Although the job market for young architects has suffered in recent years due to the tight budgets of developers, applications to Yale’s School of Architecture rose by nearly 6 percent this year, the school’s admissions administrator Marilyn Weiss said in an email Thursday.
While the school would not release official admissions statistics, Dean Robert A.M. Stern said the total number of applications for the school’s professional programs increased by about 50. Stern and three students agreed that Yale’s position as an elite architecture school had mitigated the effect that a slow job market had on the number of applications to the school, which administrators processed late last week. But Stern said the difficult economy might strain the school’s already tight budget for financial aid.

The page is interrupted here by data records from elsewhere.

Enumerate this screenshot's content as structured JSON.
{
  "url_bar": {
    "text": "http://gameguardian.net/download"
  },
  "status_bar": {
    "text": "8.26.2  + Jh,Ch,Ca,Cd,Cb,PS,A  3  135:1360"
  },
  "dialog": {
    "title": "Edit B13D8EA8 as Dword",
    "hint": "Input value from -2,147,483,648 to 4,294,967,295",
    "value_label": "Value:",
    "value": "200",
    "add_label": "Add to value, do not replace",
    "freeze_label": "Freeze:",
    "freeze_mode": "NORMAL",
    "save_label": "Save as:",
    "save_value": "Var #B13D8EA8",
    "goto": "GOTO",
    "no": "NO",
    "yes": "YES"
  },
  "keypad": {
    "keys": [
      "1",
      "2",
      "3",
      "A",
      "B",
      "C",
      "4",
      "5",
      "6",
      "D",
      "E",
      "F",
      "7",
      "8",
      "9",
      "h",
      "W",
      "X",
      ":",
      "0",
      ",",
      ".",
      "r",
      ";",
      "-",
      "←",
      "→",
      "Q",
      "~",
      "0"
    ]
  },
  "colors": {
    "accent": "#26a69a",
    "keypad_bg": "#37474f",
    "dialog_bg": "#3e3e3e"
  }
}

“I was terrified that we might not have a significant [number of] applications, but they were all there,” Stern said. “Applications are going down in many disciplines [at other professional schools], and there has been a certain amount of publicity about architects not being able to get jobs.”
Stern added that despite negative perceptions about the job market, a recent survey of all 2011 graduates from the school revealed that nearly all had obtained jobs in what Stern called “incredibly good offices.”
Yet the school did not release job placement data to prospective applicants, Stern said, adding that he felt that Yale’s architecture students are very desired in the marketplace. Weiss added that she believes architecture will always be an attractive professional discipline.
“People will always be passionate about architecture and will continue to pursue advanced studies in the field, regardless of the economic times,” Weiss said.
Three first-year architecture students interviewed said they applied because of longtime desires to study architecture at a high-ranking school like Yale and that these feelings were largely unaffected by the current economy and their salary expectations.
But two of the students said the dearth of architecture jobs available to professionals when they applied meant they would have been more likely to pursue a different path had they not gotten into a top architecture program like Yale’s.
“With money being tighter, grad school may not be worth it unless you can get into a top program,” Scott Parks ARC ’14 said. “Things like prestige end up playing a significant role [in your job prospects].”
While the recession has not affected the School of Architecture’s application rate this year, it may impede the school’s ability to meet students’ increasing financial need.
The School of Architecture follows a need-blind admissions policy so that students are not discriminated against in the application process if they require financial aid, Sharon DeLuca, assistant director of financial services at the school, said in a Monday email. But the school has a limited source of funding from which it provides aid, Stern said, and is unable to completely match need if the collective aid required by the admits exceeds this amount. Compared to Yale College, the school does not have significant resources devoted to the purpose of financial aid, Stern said.
Stern added that the financial aid packages offered by Yale usually match or exceed those of competitive architecture schools. Unlike many others, Yale also provides need-based aid to international students using the same formula as it does for American students, DeLuca said. She added that Yale acts as a lender for international students taking out loans, since foreign students often face difficulty obtaining loans on their own.
Stern said one of his goals as dean is to increase the amount of financial resources devoted to aid.
Weiss said that applicants will receive admissions decisions by no later than April 1, and that the school expects its acceptance rate to remain unchanged.
This year’s applications were due Jan. 2.